Just like snow skiing, technique will get you further with less effort than muscle alone. I ski far better and more easilly into much shorter line lengths (32+ off@ 34mph) than I ever did 35 years ago when my technique was based entirely on "Just turn harder and hang on till it bucks you off!"
For those just starting to ski a slalom course, I'd suggest a speed 2-4 mph slower than you normally free ski. The full 75' length can actually be harder than 60' (15-off) except at really slow speeds. (24-28mph). To start with ignore the end gates and ski 6 rhythmical turns, inside the bouys if you have to, rather that thrashing to get around the next bouy with poor technique until you
: crash. Learn the course's rhythm and develope a solid body position so you can slice
thru (vs. bucking over the wakes) and soon the speed and angles you create directly behind the bost will cast you wide enough to round the bouys.
A useful perspective is to see the boat path as the centerline that seperates connecting arcs of the ski on it's same edge from wake-to-bouy-to-wake. Most people stay on their accelerating edge way too long after the wakes, generating too much speed too late and over-shoot the bouy
pull with no time/space for a pre-turn before the bouy. Put your panic
: in your cut behind the boat, not in your turn! Try to progressivley increase your edge angle and lean away from the rope/boat so that you exert max energy directly behind the boat (if you don't win here the boat does). Keep turning (re-directing) your ski from bouy thru wakes to create max angle coming off the second wake (aim for the shore). This is what will cast you wide for the next bouy
. Change edges quickly (without changing ski direction away from wakes) after clearing the foam off second wake while flexing ankles and moving inside hip and handle forward toward next bouy. This should engage more ski length and slow it down thru the long round pre-trun as you arc back around the bouy.

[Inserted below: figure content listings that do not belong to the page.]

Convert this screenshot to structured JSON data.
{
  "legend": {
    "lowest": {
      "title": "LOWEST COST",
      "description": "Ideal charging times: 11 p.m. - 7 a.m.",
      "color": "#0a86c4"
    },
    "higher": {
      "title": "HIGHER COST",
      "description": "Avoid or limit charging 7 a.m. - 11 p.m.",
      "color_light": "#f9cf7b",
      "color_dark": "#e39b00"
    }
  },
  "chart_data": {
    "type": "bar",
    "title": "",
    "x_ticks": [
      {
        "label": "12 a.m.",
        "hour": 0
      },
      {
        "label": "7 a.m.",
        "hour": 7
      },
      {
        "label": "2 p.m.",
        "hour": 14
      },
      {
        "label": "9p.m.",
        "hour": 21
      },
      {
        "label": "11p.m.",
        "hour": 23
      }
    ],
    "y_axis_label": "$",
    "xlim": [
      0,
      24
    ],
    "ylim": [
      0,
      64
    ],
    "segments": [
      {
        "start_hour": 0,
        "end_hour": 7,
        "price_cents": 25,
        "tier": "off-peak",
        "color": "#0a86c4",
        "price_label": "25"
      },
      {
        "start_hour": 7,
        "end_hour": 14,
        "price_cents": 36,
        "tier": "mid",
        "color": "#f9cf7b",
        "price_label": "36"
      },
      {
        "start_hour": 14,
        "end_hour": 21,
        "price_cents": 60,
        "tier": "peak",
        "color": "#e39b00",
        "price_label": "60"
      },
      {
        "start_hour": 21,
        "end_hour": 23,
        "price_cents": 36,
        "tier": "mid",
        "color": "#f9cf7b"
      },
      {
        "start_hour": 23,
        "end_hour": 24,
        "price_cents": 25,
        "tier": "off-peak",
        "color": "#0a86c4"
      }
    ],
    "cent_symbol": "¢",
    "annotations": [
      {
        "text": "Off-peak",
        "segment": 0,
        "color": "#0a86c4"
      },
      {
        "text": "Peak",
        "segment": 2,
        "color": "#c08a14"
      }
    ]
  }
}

If you keep your free hand resting on your outside hip, you can patiently bring the hip/hand back up to the handle for a smooth transition into the next pull
(opposed to reaching for the handle early and breaking at the waist
). Until you get into shorter line lengths (32-0ff+) do not attempt to create a big turn angle right at the bouy, you will only get pulled out of it and wind up on a flat ski and getting a narrower angle behind the boat. A round turn that progressivly keeps turning into the first wake will be easier and far more effective.